Sports Direct has agreed to pay money back to thousands of workers who lost out after being effectively paid less than minimum wage by the company while employed in its warehouses, according to a report from The Guardian.
The payments centre around an investigation into Sports Direct’s working and employment practices by the House of Commons Business Select Committee, which found that conditions in some of the company’s warehouse facilities were akin to those in a “Victorian workhouse.”
The inquiry, which was first sparked after an undercover investigation by The Guardian, found that workers were effectively earning less than minimum wage thanks to the company not paying staff for time when they were going through mandatory security checks in Sports Direct’s Shirebrook warehouse.
As a result, the FTSE 250 retailer will now pay extra wages, worth around £1 million according to reports, to staff who are members of the Unite union. It is not clear exactly how many people will receive payouts, but roughly 1,700 staff employed by Transline — an agency used by Sports Direct to provide workers — are thought to be in line for a payout. Some staff will receive as much as £1,000, The Guardian reports.
Speaking about Sports Direct’s new payouts, Steve Turner, the assistant general secretary of the Unite union said:
“Investors and customers alike should not be fooled into thinking that everything is now rosy at Sports Direct’s Shirebrook warehouse. Transline, one of the employment agencies involved, is disgracefully still trying to short-change workers by seeking to duck its responsibilities.”
“Deep-seated problems still remain regarding the use of agency workers with the behaviour of both Transline and The Best Connection further jeopardising Sports Direct’s battered reputation.”
Her Majesty’s Revenue and Customs is also thought to be party to the deal agreed between Sports Direct and Unite.

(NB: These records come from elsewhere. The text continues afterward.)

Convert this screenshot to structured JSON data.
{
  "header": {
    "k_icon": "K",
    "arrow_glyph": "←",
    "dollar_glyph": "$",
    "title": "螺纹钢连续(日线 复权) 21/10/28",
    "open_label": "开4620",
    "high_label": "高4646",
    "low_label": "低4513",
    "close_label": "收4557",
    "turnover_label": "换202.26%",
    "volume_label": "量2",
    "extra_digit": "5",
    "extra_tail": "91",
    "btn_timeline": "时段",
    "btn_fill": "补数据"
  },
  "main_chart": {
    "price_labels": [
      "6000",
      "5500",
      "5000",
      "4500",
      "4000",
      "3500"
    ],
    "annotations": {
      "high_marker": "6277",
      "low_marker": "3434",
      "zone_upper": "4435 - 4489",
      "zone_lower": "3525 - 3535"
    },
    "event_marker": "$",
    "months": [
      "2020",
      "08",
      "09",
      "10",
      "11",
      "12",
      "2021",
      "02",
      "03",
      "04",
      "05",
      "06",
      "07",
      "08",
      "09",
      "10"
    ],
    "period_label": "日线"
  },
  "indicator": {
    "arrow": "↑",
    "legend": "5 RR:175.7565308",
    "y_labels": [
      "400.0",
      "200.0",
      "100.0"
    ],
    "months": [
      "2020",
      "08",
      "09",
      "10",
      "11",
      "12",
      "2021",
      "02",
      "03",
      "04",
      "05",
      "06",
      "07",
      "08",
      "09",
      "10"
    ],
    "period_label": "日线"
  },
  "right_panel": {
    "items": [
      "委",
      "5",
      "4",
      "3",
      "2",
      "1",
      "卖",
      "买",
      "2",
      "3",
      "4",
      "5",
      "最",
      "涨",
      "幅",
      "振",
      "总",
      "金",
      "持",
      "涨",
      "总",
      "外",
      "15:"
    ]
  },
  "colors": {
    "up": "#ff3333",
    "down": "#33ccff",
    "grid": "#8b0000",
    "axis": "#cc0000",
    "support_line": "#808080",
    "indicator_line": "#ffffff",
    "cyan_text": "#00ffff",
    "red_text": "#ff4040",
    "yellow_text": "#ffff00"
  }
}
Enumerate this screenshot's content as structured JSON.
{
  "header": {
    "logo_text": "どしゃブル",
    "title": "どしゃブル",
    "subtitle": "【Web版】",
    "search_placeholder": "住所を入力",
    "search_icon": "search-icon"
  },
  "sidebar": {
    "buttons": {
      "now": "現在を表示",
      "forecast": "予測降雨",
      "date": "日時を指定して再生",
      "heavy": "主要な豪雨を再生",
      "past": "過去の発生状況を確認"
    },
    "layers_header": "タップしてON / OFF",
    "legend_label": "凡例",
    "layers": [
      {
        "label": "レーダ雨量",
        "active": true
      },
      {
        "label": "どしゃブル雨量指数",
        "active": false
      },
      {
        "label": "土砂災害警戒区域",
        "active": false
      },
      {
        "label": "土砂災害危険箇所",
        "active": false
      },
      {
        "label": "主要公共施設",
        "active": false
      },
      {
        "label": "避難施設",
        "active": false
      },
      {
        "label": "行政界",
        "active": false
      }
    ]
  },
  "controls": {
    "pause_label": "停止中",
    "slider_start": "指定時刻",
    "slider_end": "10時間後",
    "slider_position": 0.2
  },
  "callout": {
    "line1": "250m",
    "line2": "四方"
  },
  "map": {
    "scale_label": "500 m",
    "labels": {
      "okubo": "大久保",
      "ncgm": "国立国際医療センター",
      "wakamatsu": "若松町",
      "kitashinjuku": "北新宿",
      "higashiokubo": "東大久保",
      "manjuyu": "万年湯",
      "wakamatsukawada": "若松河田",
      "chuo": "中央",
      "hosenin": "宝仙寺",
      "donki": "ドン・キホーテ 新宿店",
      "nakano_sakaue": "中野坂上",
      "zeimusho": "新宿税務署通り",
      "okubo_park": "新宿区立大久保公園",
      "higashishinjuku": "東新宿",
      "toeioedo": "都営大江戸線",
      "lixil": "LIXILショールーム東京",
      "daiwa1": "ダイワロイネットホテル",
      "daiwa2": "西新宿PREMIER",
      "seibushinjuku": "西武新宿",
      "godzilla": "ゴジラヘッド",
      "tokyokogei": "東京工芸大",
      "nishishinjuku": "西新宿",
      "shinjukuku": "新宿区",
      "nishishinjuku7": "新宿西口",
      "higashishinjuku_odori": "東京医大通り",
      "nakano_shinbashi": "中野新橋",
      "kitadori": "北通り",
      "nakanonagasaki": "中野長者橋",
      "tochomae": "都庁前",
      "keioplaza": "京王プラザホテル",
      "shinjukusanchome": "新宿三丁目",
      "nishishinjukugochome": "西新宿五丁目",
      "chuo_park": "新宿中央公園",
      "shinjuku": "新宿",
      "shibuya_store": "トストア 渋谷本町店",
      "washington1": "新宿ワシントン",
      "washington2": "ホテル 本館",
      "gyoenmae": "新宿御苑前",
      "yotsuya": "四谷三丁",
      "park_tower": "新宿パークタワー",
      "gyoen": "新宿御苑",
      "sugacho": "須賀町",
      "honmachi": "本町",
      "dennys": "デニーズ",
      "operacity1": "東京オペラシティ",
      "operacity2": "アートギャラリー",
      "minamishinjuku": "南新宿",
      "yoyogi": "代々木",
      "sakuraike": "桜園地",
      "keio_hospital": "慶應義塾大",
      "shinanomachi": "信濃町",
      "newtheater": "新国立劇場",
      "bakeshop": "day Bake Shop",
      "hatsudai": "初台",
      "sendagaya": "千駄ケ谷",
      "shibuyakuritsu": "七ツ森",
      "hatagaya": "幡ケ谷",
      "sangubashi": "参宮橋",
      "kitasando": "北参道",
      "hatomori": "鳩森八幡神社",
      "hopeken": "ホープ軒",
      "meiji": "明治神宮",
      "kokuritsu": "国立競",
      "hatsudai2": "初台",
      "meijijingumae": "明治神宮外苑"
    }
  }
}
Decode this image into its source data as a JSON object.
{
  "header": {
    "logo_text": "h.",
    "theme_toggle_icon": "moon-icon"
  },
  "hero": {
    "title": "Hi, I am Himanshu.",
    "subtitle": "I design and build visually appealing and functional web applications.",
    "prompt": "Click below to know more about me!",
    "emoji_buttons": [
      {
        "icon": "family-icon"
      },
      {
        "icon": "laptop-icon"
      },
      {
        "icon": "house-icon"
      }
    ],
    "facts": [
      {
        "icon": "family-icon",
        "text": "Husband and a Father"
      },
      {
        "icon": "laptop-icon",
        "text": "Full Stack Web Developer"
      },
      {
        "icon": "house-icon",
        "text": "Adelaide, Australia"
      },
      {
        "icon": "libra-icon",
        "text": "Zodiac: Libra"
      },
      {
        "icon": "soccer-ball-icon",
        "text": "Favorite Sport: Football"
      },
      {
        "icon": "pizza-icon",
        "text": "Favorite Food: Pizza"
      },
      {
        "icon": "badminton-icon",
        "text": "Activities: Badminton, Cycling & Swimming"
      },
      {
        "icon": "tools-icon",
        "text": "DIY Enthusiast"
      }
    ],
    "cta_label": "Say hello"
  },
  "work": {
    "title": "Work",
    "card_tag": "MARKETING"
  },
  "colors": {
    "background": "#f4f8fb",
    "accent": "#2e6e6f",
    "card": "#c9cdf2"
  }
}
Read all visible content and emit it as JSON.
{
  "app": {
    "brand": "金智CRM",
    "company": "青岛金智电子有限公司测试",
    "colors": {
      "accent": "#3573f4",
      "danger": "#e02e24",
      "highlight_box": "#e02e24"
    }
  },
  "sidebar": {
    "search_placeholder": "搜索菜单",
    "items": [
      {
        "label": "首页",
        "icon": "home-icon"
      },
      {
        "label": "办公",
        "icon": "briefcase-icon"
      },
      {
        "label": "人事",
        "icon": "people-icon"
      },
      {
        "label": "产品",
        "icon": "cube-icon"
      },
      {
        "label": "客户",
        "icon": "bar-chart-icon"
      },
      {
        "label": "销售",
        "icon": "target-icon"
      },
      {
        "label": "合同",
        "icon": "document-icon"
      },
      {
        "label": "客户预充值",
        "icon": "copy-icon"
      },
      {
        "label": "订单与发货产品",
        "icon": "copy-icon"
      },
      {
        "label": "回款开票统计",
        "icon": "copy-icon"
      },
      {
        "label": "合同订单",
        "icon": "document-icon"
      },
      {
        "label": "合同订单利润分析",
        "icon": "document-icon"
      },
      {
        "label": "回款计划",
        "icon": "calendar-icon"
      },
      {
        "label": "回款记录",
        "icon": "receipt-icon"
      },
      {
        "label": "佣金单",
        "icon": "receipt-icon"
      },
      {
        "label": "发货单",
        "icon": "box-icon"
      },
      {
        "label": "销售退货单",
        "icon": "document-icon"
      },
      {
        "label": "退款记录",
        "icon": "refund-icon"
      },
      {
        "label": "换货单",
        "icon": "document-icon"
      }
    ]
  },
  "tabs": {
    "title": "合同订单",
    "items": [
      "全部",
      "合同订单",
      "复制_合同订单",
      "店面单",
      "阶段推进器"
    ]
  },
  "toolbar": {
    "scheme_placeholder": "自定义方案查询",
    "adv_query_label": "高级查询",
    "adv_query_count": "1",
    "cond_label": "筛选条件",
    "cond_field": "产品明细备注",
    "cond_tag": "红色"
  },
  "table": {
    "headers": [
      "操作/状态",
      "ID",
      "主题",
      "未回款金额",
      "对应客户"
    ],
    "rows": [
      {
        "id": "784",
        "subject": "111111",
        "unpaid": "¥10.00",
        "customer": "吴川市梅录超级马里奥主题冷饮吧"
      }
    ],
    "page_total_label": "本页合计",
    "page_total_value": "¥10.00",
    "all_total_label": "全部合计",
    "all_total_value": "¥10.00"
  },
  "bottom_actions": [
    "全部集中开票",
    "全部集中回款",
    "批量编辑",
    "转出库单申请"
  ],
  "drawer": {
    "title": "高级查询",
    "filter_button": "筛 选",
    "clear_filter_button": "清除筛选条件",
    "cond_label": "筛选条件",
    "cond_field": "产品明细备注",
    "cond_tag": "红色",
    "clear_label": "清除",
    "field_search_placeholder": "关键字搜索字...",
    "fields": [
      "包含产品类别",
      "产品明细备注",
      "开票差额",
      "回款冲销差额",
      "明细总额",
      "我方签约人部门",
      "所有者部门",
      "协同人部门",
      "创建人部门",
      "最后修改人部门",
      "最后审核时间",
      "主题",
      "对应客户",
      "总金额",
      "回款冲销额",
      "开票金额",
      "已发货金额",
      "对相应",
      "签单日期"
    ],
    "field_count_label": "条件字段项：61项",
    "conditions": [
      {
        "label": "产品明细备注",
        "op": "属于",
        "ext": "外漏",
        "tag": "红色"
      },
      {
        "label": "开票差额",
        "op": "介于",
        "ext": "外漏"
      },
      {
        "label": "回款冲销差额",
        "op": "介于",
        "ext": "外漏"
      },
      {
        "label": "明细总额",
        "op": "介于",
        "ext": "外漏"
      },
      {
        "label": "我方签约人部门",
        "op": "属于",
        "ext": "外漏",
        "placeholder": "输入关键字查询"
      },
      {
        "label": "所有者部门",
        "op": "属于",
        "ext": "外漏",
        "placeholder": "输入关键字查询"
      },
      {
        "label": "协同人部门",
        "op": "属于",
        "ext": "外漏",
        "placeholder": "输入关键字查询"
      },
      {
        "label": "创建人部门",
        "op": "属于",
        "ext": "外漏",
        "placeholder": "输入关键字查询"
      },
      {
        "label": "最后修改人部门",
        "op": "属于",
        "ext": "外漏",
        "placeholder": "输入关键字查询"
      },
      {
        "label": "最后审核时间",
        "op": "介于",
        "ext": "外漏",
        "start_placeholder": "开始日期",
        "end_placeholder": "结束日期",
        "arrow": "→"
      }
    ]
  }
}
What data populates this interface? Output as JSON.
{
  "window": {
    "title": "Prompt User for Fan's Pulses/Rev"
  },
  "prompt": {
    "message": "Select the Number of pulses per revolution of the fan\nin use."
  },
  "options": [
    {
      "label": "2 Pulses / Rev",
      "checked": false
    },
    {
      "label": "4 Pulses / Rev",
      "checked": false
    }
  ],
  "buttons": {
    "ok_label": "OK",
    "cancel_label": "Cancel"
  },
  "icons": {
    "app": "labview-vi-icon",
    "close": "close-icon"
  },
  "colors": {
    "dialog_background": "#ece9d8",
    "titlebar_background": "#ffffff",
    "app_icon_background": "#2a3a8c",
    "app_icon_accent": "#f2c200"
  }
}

The deal is just another chapter in the scandals that have rocked Sports Direct in the past year. The BIS Committee’s investigation revealed numerous shocking allegations against the company, including that one staff member at the Shirebrook facility was so scared to miss work that she gave birth to a child in the toilets at the warehouse.
Sports Direct’s stock price has cratered as a result of the investigations, and thanks to fears about the company’s future. Shares are down massively in the last year, falling from £8 per share in August 2015, to £3 per share today. The stock’s fall has led to the company being demoted from the FTSE 100 to the less prestigious FTSE 250. Here is how that fall looks:
Shares in the company are down 2.85% on Monday.